Re: [tip: timers/core] timers/nohz: Switch to ONESHOT_STOPPED in the low-res handler when the tick is stopped

From: Frederic Weisbecker
Date: Wed May 03 2023 - 12:36:35 EST


On Mon, Apr 25, 2022 at 12:50:56PM -0000, tip-bot2 for Nicholas Piggin wrote:
> The following commit has been merged into the timers/core branch of tip:
>
> Commit-ID: 62c1256d544747b38e77ca9b5bfe3a26f9592576
> Gitweb: https://git.kernel.org/tip/62c1256d544747b38e77ca9b5bfe3a26f9592576
> Author: Nicholas Piggin <npiggin@xxxxxxxxx>
> AuthorDate: Sat, 23 Apr 2022 00:14:46 +10:00
> Committer: Thomas Gleixner <tglx@xxxxxxxxxxxxx>
> CommitterDate: Mon, 25 Apr 2022 14:45:22 +02:00
>
> timers/nohz: Switch to ONESHOT_STOPPED in the low-res handler when the tick is stopped
>
> When tick_nohz_stop_tick() stops the tick and high resolution timers are
> disabled, then the clock event device is not put into ONESHOT_STOPPED
> mode. This can lead to spurious timer interrupts with some clock event
> device drivers that don't shut down entirely after firing.
>
> Eliminate these by putting the device into ONESHOT_STOPPED mode at points
> where it is not being reprogrammed. When there are no timers active, then
> tick_program_event() with KTIME_MAX can be used to stop the device. When
> there is a timer active, the device can be stopped at the next tick (any
> new timer added by timers will reprogram the tick).

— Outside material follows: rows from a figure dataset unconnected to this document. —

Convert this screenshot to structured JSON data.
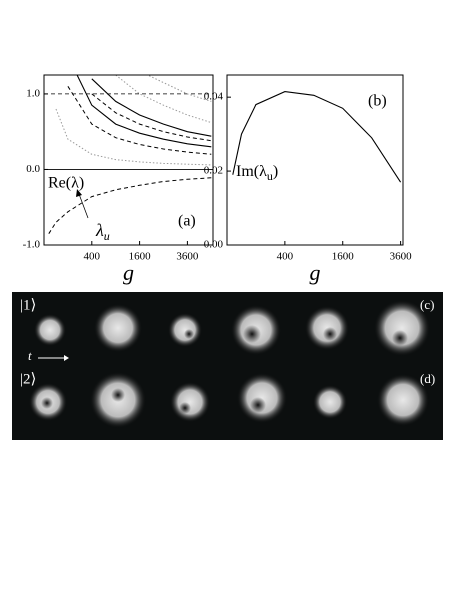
{
  "chart_data": [
    {
      "type": "line",
      "xscale": "sqrt",
      "xlim": [
        0,
        5000
      ],
      "xticks": [
        400,
        1600,
        3600
      ],
      "ylim": [
        -1.0,
        1.25
      ],
      "yticks": [
        {
          "value": -1,
          "label": "-1.0"
        },
        {
          "value": 0,
          "label": "0.0"
        },
        {
          "value": 1,
          "label": "1.0"
        }
      ],
      "x_label": "g",
      "panel_label": "(a)",
      "y_annotation": "Re(λ)",
      "arrow_label": {
        "text": "λ",
        "sub": "u"
      },
      "reference_lines": [
        {
          "y": 1,
          "dash": "dashed"
        },
        {
          "y": 0,
          "dash": "solid"
        }
      ],
      "x": [
        4,
        25,
        100,
        400,
        900,
        1600,
        2500,
        3600,
        4900
      ],
      "series": [
        {
          "color": "#000000",
          "dash": "dashed",
          "values": [
            -0.85,
            -0.7,
            -0.56,
            -0.36,
            -0.27,
            -0.21,
            -0.16,
            -0.13,
            -0.11
          ]
        },
        {
          "color": "#000000",
          "dash": "solid",
          "values": [
            null,
            null,
            1.5,
            0.85,
            0.6,
            0.48,
            0.4,
            0.34,
            0.3
          ]
        },
        {
          "color": "#000000",
          "dash": "solid",
          "values": [
            null,
            null,
            null,
            1.2,
            0.9,
            0.72,
            0.6,
            0.5,
            0.44
          ]
        },
        {
          "color": "#000000",
          "dash": "dashed",
          "values": [
            null,
            null,
            1.1,
            0.6,
            0.42,
            0.33,
            0.27,
            0.23,
            0.2
          ]
        },
        {
          "color": "#000000",
          "dash": "dashed",
          "values": [
            null,
            null,
            null,
            1.0,
            0.75,
            0.6,
            0.5,
            0.43,
            0.38
          ]
        },
        {
          "color": "#999999",
          "dash": "dotted",
          "values": [
            null,
            0.8,
            0.4,
            0.2,
            0.13,
            0.1,
            0.08,
            0.07,
            0.06
          ]
        },
        {
          "color": "#999999",
          "dash": "dotted",
          "values": [
            null,
            null,
            null,
            null,
            1.25,
            1.0,
            0.85,
            0.72,
            0.62
          ]
        },
        {
          "color": "#999999",
          "dash": "dotted",
          "values": [
            null,
            null,
            null,
            null,
            null,
            1.3,
            1.15,
            1.0,
            0.9
          ]
        }
      ]
    },
    {
      "type": "line",
      "xscale": "sqrt",
      "xlim": [
        0,
        3700
      ],
      "xticks": [
        400,
        1600,
        3600
      ],
      "ylim": [
        0,
        0.046
      ],
      "yticks": [
        {
          "value": 0,
          "label": "0.00"
        },
        {
          "value": 0.02,
          "label": "0.02"
        },
        {
          "value": 0.04,
          "label": "0.04"
        }
      ],
      "x_label": "g",
      "panel_label": "(b)",
      "y_annotation": {
        "text": "Im(λ",
        "sub": "u",
        "tail": ")"
      },
      "x": [
        4,
        25,
        100,
        400,
        900,
        1600,
        2500,
        3600
      ],
      "series": [
        {
          "color": "#000000",
          "dash": "solid",
          "values": [
            0.019,
            0.03,
            0.038,
            0.0415,
            0.0405,
            0.037,
            0.029,
            0.017
          ]
        }
      ]
    }
  ],
  "image_panel": {
    "row_labels": [
      "|1⟩",
      "|2⟩"
    ],
    "panel_labels": [
      "(c)",
      "(d)"
    ],
    "time_label": "t"
  }
}
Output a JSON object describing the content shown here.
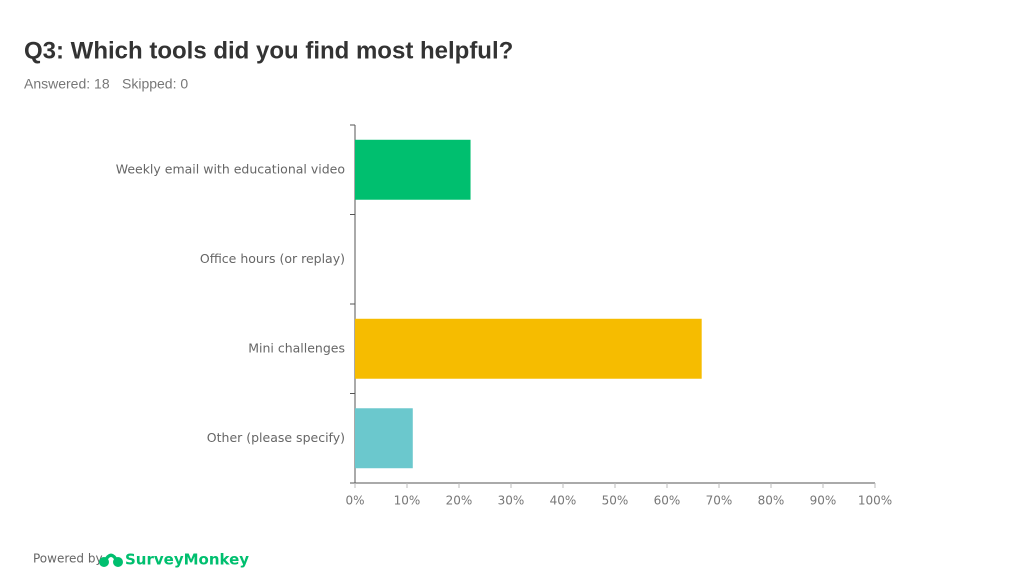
{
  "chart_data": {
    "type": "bar",
    "orientation": "horizontal",
    "title": "Q3: Which tools did you find most helpful?",
    "answered": "Answered: 18",
    "skipped": "Skipped: 0",
    "categories": [
      "Weekly email with educational video",
      "Office hours (or replay)",
      "Mini challenges",
      "Other (please specify)"
    ],
    "values": [
      22.22,
      0,
      66.67,
      11.11
    ],
    "colors": [
      "#00bf6f",
      "#507cb6",
      "#f6bc00",
      "#6bc8cd"
    ],
    "xlim": [
      0,
      100
    ],
    "xticks": [
      {
        "value": 0,
        "label": "0%"
      },
      {
        "value": 10,
        "label": "10%"
      },
      {
        "value": 20,
        "label": "20%"
      },
      {
        "value": 30,
        "label": "30%"
      },
      {
        "value": 40,
        "label": "40%"
      },
      {
        "value": 50,
        "label": "50%"
      },
      {
        "value": 60,
        "label": "60%"
      },
      {
        "value": 70,
        "label": "70%"
      },
      {
        "value": 80,
        "label": "80%"
      },
      {
        "value": 90,
        "label": "90%"
      },
      {
        "value": 100,
        "label": "100%"
      }
    ],
    "grid": false
  },
  "footer": {
    "powered_by": "Powered by",
    "brand": "SurveyMonkey"
  }
}
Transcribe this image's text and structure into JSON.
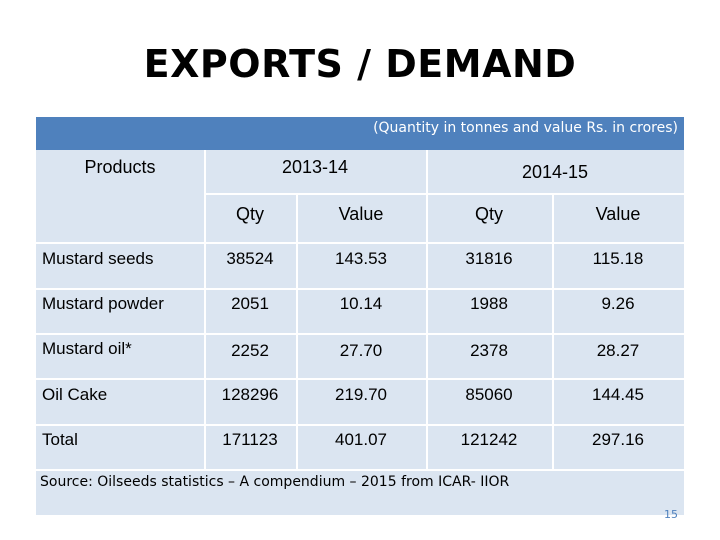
{
  "title": "EXPORTS / DEMAND",
  "units_note": "(Quantity in tonnes and value Rs. in crores)",
  "header": {
    "products": "Products",
    "year1": "2013-14",
    "year2": "2014-15",
    "qty": "Qty",
    "value": "Value"
  },
  "rows": [
    {
      "product": "Mustard seeds",
      "qty1": "38524",
      "val1": "143.53",
      "qty2": "31816",
      "val2": "115.18"
    },
    {
      "product": "Mustard powder",
      "qty1": "2051",
      "val1": "10.14",
      "qty2": "1988",
      "val2": "9.26"
    },
    {
      "product": "Mustard oil*",
      "qty1": "2252",
      "val1": "27.70",
      "qty2": "2378",
      "val2": "28.27"
    },
    {
      "product": "Oil Cake",
      "qty1": "128296",
      "val1": "219.70",
      "qty2": "85060",
      "val2": "144.45"
    },
    {
      "product": "Total",
      "qty1": "171123",
      "val1": "401.07",
      "qty2": "121242",
      "val2": "297.16"
    }
  ],
  "source": "Source: Oilseeds statistics – A compendium – 2015 from ICAR- IIOR",
  "page_number": "15",
  "colors": {
    "band": "#4f81bd",
    "cell": "#dbe5f1"
  }
}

I'm confused by the above, why are we handling the timer active part here?

> Signed-off-by: Nicholas Piggin <npiggin@xxxxxxxxx>
> Signed-off-by: Thomas Gleixner <tglx@xxxxxxxxxxxxx>
> Link: https://lore.kernel.org/r/20220422141446.915024-1-npiggin@xxxxxxxxx
> ---
> kernel/time/tick-sched.c | 12 ++++++++++--
> 1 file changed, 10 insertions(+), 2 deletions(-)
>
> diff --git a/kernel/time/tick-sched.c b/kernel/time/tick-sched.c
> index 2d76c91..b1b105d 100644
> --- a/kernel/time/tick-sched.c
> +++ b/kernel/time/tick-sched.c
> @@ -928,6 +928,8 @@ static void tick_nohz_stop_tick(struct tick_sched *ts, int cpu)
> if (unlikely(expires == KTIME_MAX)) {
> if (ts->nohz_mode == NOHZ_MODE_HIGHRES)
> hrtimer_cancel(&ts->sched_timer);
> + else
> + tick_program_event(KTIME_MAX, 1);
> return;
> }
>
> @@ -1364,9 +1366,15 @@ static void tick_nohz_handler(struct clock_event_device *dev)
> tick_sched_do_timer(ts, now);
> tick_sched_handle(ts, regs);
>
> - /* No need to reprogram if we are running tickless */
> - if (unlikely(ts->tick_stopped))
> + if (unlikely(ts->tick_stopped)) {
> + /*
> + * The clockevent device is not reprogrammed, so change the
> + * clock event device to ONESHOT_STOPPED to avoid spurious
> + * interrupts on devices which might not be truly one shot.
> + */
> + tick_program_event(KTIME_MAX, 1);

More specifically why are we stopping the tick here entirely and
unconditionally? If the tick is stopped (actually meaning it is delayed
or _might_ be totally stopped), then the next tick is going to be re-evaluated
shortly after:

* On the idle loop if within idle
* On IRQ exit if nohz_full

And then tick_nohz_stop_tick() will be called and stop the tick entirely
if necessary.

Am I missing something else?

Thanks.